Logo 1975’te Altın Portakal Film Festivali’nde, Resim ve Plastik Sanatlar Sempozyumu etkinlikleri sırasında ortaya çıkmış. 1998’de Devlet Sanatçısı ünvanı alan afiş ve grafik sanatçısı Mengü Ertel, 1975'teki 12. Antalya Festivali etkinlikleri kapsamında Antalya logosunu tasarlayıp belediyeye hediye etmiş. Dönemin Belediye Başkanı Avukat Selahattin Tonguç’tur. 1973–1980 yılları arasında iki dönem Antalya Belediye Başkanlığı yapan Selahattin Tonguç, 12 Eylül 1980 askeri darbesi sonunda görevden alınmıştır.
Selahattin Tonguç’un başkanlığı döneminde Antalya’da özellikle kültürel ve sanatsal alanlardaki etkinlikler önem kazanmıştır. Antalya Büyükşehir Belediyesi’nin logosu, o yılların kültürel ve sanatsal etkinliklerin önemli bir kazanımıdır.
Devlet Sanatçısı Grafiker Mengü Ertel, 15 Mart 2000’de vefat etmiştir. Antalya Büyükşehir Belediyesi, umarım Ertel’in ölüm yıldönümünü unutarak bir vefasızlık sergilememiştir. Vefa, kurumsal kimlik kazanmadıkça her değer aşınır, toplumsal nezaket başını alıp gider. Birey için vefa, her dem dostlarını hatırlamaksa, kentler için vefa hizmet vermiş, geride güzel bir esinti bırakmış kişileri yad etmektir, minnetle anmaktır. Mengü Ertel ve Selahattin Tonguç, Antalya için unutulmayacak isimlerdir.
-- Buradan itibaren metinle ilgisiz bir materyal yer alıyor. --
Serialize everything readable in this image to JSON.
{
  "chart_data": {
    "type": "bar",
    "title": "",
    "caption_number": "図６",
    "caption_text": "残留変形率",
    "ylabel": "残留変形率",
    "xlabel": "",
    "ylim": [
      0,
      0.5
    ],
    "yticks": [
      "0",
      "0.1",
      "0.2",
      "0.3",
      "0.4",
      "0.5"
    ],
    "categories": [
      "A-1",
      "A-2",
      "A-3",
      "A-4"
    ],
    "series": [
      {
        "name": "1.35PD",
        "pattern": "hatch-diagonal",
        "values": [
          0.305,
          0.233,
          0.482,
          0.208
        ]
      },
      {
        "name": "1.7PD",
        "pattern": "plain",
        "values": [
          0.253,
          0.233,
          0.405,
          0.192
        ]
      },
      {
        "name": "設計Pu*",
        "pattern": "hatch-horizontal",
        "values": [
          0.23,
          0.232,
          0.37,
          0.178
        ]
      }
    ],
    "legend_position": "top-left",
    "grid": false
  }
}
Türkiye’de logo yarışması yapılsa, Antalya’nın birinciliği kazanacağına inanırım. Logonun tek eksiği, bana göre, bir yeşil dokunuşun olmamasıdır. Bu güzel logoyu Antalya’ya armağan eden, bu armağanı sahiplenip vitrinden indirmeyenlere sonsuz teşekkürler.
Ankara Mor mu Gri mi?
Bir Ankaralı olarak, bana “Ankara için en uygun renk hangisidir ?” diye sorarsanız, moru mu, griyi mi seçeceğime karar veremediğimi söylerim. Mor, gücün ve saltanatın rengidir. Gri ise son yılların gözdesidir. Aslında Ankara’nın rengi kişiden kişiye değişiklik gösterir. Yine de başkentin geneline; ruhuna, havasına, yaşam biçimine bakarak, bugün için griyi seçebiliriz. Bozkırın rengi olarak değil, yaşamın cıvıl cıvıl görüntüsünü sergileyen pastel tonlardan uzak kaldığı için gridir, Ankara.
Türkiye haritası üzerinde korona verilerini hazırlayan ekip bile mavi rengi “düşük risk” olarak seçmiş. Mavi samimiyetin rengidir. Mavi, huzur, dinginlik, güven, dürüstlük, sorumluluk ve sadakat demektir. Antalya, bu rengi ve bu rengin çağrışımını onurla taşıyor.
Bir Film ve Bir Tablo
Maviden söz edip “Üç Renk” üçlemesinin ilk filmi Mavi’yi unutmak olmaz. Film, öyküsüyle, kurgusuyla ve müzikleriyle bir başyapıttır. 20 ödüllü filmde Fransız sanatçı Juliette Binoche başroldedir. Binoche, bu filmdeki Jülie karakteriyle Cesar En İyi Kadın Oyuncu ödülünü aldı. Film, yönetmen Krzysztof Kieslowski’ye Altın Aslan Ödülü kazandırdı.
Mavi renk bana Burhan Doğançay’ın ünlü tablosu Mavi Senfoni’yi de anımsatır. 1987 yılında karışık teknikle yapılan Mavi Senfoni adlı tablo, 2009'da bir müzayedede 1,5 milyon dolara satılarak, 2005-2010 yılları arasında satılan en pahalı Türk tablosu olarak tescillendi.
Akdeniz’in adı ak olsa da çağrışımı mavidir. Renk göçünde mavinin durağı Antalya olmuştur. İyi ki öyle olmuştur. Antalya iyi bir ev sahibidir, mavi konuğunu en iyi şekilde ağırlamayı bilmiştir. Mavi Antalya’dan, Antalya maviden hoşnuttur.
Bu nedenledir ki, Antalya Büyükşehir Belediyesi’nin logosu bir nazar boncuğudur. Antalya için “Dünya’nın Nazar Boncuğu” sıfatı “cuk” oturmaz mı? Dünyanın nazar boncuğuna, nazar boncuğu görünümlü gerdanlık kadar yakışacak başka takı düşünemiyorum. Antalya’ya nazar değmesin ve mavilikler bizimle olsun.